In six different instances over two hours, Fox & Friends hosts suggested that Mexicans would be able to use the uniforms to cross the border illegally without notice. Though Fox News contributor Laura Ingraham acknowledged that factories in Mexico manufacture a host of uniforms for American companies, she went on to say of the Border Patrol uniforms:
INGRAHAM: If they're made down there, presumably they could be stolen down there. And we know what happens in insider attacks in Afghanistan where we've lost incredible men who have donated and served this country so proudly.
But as a June 2004 Washington Times report explained, the U.S. Customs and Border Protection (CBP) contract allowed VF Solutions, an American company now known as VF Imagewear, to subcontract its work to Mexico, Canada and the Dominican Republic:
The new uniforms were supplied through a contract with VF Solutions of Nashville, Tenn., which agreed to produce 30,000 shirts and pants for CBP agents and inspectors for the 2003-04 fiscal year that began Oct. 1. But the contract allows the company to subcontract its work to other facilities in the United States, Mexico, Canada and the Dominican Republic.
The Times article also highlighted fears of security breaches even then:
New Border Patrol uniforms, ordered in the wake of the agency's transfer last year to the Department of Homeland Security, arrived this month and some agents are not very happy: The new uniforms were "Made in Mexico."
"I'm embarrassed, not only as a Border Patrol agent but as an American citizen, that our government has decided to outsource the production of these uniforms with no regard for the safety of the process or the security of our country," said Joseph N. Dassaro, president of the National Border Patrol Council (NBPC) Local 1613 in San Diego.
"What system is in place to ensure that these uniforms are not stolen en masse or sold outright in Mexico to be used by terrorists, alien smugglers or drug dealers who could cross unimpeded into the United States?" asked Mr. Dassaro, a veteran agent.
More than $30 million in new uniforms have been ordered for the Border Patrol by U.S. Customs and Border Protection (CBP), a new agency within Homeland Security that now oversees the border force. Homeland Security was created in March 2003 after the September 11 terrorist attacks on America.
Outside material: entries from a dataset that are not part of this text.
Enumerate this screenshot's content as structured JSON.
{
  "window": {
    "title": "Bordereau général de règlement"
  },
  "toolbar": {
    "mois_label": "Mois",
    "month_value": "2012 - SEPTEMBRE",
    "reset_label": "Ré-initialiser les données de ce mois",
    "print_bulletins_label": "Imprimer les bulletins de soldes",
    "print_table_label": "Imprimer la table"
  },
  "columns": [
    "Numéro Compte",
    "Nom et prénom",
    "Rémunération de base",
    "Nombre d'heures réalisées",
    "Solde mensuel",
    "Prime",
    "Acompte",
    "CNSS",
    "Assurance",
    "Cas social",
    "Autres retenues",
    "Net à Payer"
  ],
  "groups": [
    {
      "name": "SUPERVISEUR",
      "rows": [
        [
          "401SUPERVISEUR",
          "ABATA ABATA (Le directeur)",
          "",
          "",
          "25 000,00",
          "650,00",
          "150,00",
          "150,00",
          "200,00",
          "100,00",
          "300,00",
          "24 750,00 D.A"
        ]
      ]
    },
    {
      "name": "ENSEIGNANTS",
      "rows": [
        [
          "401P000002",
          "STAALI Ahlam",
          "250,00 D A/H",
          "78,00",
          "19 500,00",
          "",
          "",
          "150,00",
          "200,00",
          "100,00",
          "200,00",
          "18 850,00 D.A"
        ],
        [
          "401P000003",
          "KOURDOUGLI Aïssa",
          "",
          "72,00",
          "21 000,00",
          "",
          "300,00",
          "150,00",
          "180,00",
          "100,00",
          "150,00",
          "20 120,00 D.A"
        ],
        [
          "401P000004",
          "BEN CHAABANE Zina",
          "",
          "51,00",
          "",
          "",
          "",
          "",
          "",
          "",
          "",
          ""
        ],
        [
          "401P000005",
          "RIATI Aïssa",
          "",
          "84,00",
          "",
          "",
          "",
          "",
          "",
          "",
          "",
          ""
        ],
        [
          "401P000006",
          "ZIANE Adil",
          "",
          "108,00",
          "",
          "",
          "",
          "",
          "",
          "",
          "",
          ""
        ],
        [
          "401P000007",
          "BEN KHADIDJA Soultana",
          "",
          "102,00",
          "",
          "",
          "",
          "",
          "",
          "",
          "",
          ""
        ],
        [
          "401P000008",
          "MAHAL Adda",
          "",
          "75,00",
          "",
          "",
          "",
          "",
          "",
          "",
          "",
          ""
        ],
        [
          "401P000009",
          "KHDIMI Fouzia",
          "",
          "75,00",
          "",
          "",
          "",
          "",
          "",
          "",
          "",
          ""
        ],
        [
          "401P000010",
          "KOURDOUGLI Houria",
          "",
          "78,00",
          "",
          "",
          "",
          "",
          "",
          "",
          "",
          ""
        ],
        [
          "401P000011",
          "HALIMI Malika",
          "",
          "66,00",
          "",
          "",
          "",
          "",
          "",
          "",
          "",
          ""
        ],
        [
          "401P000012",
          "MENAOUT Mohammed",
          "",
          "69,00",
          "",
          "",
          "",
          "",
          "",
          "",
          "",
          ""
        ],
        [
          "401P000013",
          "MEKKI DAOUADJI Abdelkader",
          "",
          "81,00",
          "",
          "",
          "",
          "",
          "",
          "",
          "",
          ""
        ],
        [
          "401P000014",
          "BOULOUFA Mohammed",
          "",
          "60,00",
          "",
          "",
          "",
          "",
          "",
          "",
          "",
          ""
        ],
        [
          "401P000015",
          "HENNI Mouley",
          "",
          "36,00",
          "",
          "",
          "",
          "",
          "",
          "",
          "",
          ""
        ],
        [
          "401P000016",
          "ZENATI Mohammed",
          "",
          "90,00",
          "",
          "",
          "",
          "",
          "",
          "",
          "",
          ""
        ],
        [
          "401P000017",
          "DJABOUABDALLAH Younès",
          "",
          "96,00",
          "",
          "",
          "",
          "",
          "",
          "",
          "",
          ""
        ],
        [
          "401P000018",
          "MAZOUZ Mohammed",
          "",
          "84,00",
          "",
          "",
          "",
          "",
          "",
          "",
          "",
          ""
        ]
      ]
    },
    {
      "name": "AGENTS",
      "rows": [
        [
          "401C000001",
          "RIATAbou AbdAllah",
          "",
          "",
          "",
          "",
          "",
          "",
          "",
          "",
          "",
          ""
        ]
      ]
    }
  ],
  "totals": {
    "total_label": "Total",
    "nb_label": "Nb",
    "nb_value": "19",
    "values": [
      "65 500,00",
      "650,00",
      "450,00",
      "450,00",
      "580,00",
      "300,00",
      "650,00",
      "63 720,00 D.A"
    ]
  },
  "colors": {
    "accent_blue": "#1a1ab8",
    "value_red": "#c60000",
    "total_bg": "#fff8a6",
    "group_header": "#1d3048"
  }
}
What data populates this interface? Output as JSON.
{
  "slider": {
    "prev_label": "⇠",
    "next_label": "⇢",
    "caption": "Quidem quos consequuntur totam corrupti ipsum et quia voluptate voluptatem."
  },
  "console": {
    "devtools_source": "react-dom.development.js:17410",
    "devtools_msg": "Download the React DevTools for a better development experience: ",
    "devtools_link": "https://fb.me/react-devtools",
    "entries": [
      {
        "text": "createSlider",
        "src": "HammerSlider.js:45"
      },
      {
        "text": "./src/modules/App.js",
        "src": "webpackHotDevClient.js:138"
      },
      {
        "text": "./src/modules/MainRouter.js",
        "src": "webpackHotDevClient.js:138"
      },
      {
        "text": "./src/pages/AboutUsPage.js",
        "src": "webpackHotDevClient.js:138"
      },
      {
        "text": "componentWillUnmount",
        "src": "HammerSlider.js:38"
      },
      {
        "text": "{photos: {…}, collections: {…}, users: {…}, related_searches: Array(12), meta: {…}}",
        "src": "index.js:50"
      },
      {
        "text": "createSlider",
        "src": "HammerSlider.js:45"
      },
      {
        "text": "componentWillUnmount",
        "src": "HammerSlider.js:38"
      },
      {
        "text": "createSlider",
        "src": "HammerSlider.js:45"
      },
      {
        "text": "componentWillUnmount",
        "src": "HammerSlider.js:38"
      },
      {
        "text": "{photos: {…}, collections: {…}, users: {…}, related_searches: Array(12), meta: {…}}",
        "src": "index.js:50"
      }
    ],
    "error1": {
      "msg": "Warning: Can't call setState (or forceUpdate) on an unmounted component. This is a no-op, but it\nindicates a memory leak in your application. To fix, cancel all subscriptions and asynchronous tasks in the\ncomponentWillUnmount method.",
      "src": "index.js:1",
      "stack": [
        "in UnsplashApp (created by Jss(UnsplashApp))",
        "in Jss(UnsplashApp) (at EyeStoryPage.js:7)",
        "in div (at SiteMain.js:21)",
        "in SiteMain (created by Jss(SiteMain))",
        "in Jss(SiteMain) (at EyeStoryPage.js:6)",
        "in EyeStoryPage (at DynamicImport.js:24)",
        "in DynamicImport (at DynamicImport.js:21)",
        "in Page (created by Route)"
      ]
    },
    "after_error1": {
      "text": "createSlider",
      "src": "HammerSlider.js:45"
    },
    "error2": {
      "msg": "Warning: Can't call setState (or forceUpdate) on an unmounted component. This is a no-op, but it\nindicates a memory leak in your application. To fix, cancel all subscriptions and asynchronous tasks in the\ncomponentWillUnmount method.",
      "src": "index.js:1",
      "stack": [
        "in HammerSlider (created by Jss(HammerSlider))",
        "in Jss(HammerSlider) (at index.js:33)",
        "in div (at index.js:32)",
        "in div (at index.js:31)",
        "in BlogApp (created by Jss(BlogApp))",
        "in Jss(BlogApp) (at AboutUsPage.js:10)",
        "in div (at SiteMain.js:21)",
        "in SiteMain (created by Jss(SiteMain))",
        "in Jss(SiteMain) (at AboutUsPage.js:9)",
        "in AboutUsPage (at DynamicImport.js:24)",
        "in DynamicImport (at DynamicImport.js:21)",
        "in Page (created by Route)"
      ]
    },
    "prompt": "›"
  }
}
CBP reportedly renewed its contract with VF Imagewear, Inc in December 2012, and said in a statement to CNSNews.com: "There are no domestic preference regulations or statutes applicable to DHS/CBP that would prohibit the manufacture of uniform items in Mexico. ... In fact, United States obligations under International Agreements require that the Agency accept items manufactured in Mexico."